Nothing helps you get out of a stressful time more than exercise and some good old-fashioned sweat. I needed to create a sacred space just for me where there were no kids, no work and no electronics. I found it in the form of kickboxing. Punching bags, gloves and all. Once those endorphins were flowing, I knew I was capable of making changes and sticking to them because I felt empowered. Three one-hour workouts a week of any type is recommended (I could only fit in one), but do whatever you can until your schedule permits more.
8. Make amends.
This was harder than I thought. I spend so much time making my kids apologize for things that I realized it was high time I did, too. They milked it for all it’s worth—because in their eyes, verbal apologies weren’t sufficient. Noooo, apologies must come in the form of ice cream, extra TV time and staying up late on school nights. I obliged. (Do I now need an apology detox?)
9. Set car rules.
This deserves a step all its own simply because if you don’t set parameters in your car, you’ll wind up in big trouble (actual danger notwithstanding). For me, it meant putting my phone (including its GPS system) in my purse and stashing it in the trunk. Out of sight, out of reach. There should never, ever be a reason to grab and text (even though I was guilty of this at stoplights). Refer again to step No. 5. Yep, I’m just not that important. and if I get lost, I’ll go retro and stop at a gas station and ask for directions! Remember those days?
10. Reintroduce gradually.
After an entire day went by without texting and checking social media, I actually felt less anxious. I felt liberated. I felt recalibrated. I rediscovered Monopoly! And sidewalk chalk! And non-iPad Gin Rummy! By the time I turned my computer back on come Monday morning, I had an all-new relationship with it. I didn’t rely on it as much. Because I knew it would no longer control me.
11. Allow for regression.
That’s not to say the temptation didn’t creep back into my life on day two post e-tox. And it will creep back into yours, too. Luckily, I have two girls who remind me daily that I still have a problem. “Don’t forget about your article!” my 7-year-old says whenever I reach for my phone at “inappropriate phone times” (she coined that). Always good to keep your parole officer conscience on your shoulder.
12. Find a new normal
And so a renewed life emerged. Seven days after my e-tox began, my computer and my phone returned once again to being the helpful tools they were meant to be—not replacements for my entire brain. I did the heavy lifting during a three-day weekend, but it was in the entire first week that all the steps came together, setting the tone for what will hopefully be my everlasting relationship with my electronics—and a stronger face-to-face life with my family.
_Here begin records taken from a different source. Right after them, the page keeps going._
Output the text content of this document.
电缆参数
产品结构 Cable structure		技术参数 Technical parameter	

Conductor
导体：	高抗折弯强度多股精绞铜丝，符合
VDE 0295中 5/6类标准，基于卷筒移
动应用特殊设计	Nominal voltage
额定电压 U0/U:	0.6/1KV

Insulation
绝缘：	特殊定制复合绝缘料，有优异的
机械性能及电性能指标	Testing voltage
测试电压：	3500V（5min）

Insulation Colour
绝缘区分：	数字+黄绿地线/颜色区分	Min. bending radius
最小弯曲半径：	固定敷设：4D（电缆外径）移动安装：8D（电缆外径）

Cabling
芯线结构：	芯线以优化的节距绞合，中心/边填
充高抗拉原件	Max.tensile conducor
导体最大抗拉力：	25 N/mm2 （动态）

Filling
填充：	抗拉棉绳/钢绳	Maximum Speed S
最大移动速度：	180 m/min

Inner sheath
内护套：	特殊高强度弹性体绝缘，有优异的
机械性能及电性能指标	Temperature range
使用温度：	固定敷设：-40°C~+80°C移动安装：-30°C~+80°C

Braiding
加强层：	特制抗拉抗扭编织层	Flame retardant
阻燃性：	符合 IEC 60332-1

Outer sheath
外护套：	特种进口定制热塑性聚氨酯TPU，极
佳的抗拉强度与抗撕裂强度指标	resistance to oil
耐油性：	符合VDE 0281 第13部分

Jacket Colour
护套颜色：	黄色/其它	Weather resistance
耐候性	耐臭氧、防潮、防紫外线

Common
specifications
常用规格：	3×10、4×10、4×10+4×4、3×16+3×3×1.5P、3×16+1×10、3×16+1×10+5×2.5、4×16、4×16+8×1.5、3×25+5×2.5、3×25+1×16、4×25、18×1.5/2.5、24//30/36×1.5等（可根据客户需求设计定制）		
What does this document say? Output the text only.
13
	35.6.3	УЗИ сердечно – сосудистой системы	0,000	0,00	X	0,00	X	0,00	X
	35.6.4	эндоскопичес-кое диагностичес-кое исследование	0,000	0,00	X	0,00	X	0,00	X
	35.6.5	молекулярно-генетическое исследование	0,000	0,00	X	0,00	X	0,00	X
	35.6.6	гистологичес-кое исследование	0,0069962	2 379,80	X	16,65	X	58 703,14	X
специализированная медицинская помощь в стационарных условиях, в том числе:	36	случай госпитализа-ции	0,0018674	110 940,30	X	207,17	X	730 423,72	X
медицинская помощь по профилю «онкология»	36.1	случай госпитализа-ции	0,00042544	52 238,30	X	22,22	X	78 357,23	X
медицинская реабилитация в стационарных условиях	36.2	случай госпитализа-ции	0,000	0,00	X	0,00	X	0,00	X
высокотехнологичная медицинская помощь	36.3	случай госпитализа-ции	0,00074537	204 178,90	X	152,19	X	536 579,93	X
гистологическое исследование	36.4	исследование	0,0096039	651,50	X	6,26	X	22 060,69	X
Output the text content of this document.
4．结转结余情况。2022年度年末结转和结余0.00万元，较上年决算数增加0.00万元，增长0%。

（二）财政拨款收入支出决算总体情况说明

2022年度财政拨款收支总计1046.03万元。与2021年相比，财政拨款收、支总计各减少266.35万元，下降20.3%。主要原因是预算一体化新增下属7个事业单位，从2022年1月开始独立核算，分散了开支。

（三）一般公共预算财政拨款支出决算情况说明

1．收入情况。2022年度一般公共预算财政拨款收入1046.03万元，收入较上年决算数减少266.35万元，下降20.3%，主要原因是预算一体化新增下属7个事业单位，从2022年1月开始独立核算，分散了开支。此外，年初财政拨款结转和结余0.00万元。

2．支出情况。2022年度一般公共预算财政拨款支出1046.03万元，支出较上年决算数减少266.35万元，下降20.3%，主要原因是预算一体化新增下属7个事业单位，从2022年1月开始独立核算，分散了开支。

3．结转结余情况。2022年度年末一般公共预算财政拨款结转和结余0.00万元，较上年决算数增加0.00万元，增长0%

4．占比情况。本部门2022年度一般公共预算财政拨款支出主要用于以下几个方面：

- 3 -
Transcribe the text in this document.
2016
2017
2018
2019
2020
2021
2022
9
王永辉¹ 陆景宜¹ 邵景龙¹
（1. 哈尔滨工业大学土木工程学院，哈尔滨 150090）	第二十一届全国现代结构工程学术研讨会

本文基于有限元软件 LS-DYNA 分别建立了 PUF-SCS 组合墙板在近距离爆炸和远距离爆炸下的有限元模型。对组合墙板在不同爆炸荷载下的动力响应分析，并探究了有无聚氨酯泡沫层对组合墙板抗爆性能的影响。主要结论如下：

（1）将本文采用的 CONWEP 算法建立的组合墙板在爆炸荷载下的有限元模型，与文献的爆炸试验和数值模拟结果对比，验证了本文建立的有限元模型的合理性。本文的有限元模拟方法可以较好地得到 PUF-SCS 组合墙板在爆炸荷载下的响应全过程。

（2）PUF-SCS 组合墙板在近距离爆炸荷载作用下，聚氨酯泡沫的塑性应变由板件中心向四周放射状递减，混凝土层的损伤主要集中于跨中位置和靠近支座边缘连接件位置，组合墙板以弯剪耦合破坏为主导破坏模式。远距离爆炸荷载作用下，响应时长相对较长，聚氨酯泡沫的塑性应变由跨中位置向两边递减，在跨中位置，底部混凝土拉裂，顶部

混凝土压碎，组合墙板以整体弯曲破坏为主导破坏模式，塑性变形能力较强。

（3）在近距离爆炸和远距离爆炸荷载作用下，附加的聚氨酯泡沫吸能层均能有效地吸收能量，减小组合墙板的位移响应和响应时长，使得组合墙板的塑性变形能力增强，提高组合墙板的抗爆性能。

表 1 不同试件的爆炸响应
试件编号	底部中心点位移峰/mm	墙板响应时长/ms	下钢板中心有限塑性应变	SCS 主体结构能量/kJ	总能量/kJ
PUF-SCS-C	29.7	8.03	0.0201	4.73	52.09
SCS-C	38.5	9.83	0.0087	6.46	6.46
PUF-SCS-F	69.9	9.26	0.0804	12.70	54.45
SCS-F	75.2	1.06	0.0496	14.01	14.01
Worth a few withdrawal pains, don’t you think?
E-tox Tips for Kids
If your children are too attached to tech, give these tactics a try.
Eat gadget-free. Resist the urge to hand your little guy your smartphone the minute you enter a restaurant. Instead, have him pick the topic of conversation before you get there so he’s ready to launch into it once you sit down. Or bring a non-electronic substitute like the adorable Restaurant Savers portable art studio from Happy Burping ($18, happyburping.com), so he can color and you can help.
Set boundaries. Reward kids with computer time after they’ve done homework or chores. Just don’t let it get too close to bedtime—the lights will stimulate their little brains.
Go outside. Make a lemonade stand; send the kids to climb a tree; play hide-and-seek in the backyard. There’s no reason to be indoors clicking away on a sunny day.
Let them be bored. This is where creative imaginations work best. Always using electronics to fill down-time can stifle kids’ creativity and their interactions with others. You’re the parent; you set the parameters. If you don’t give kids electronics or TV time, eventually they’ll have to come up with something else to do. Like we did. Back in the Stone Age.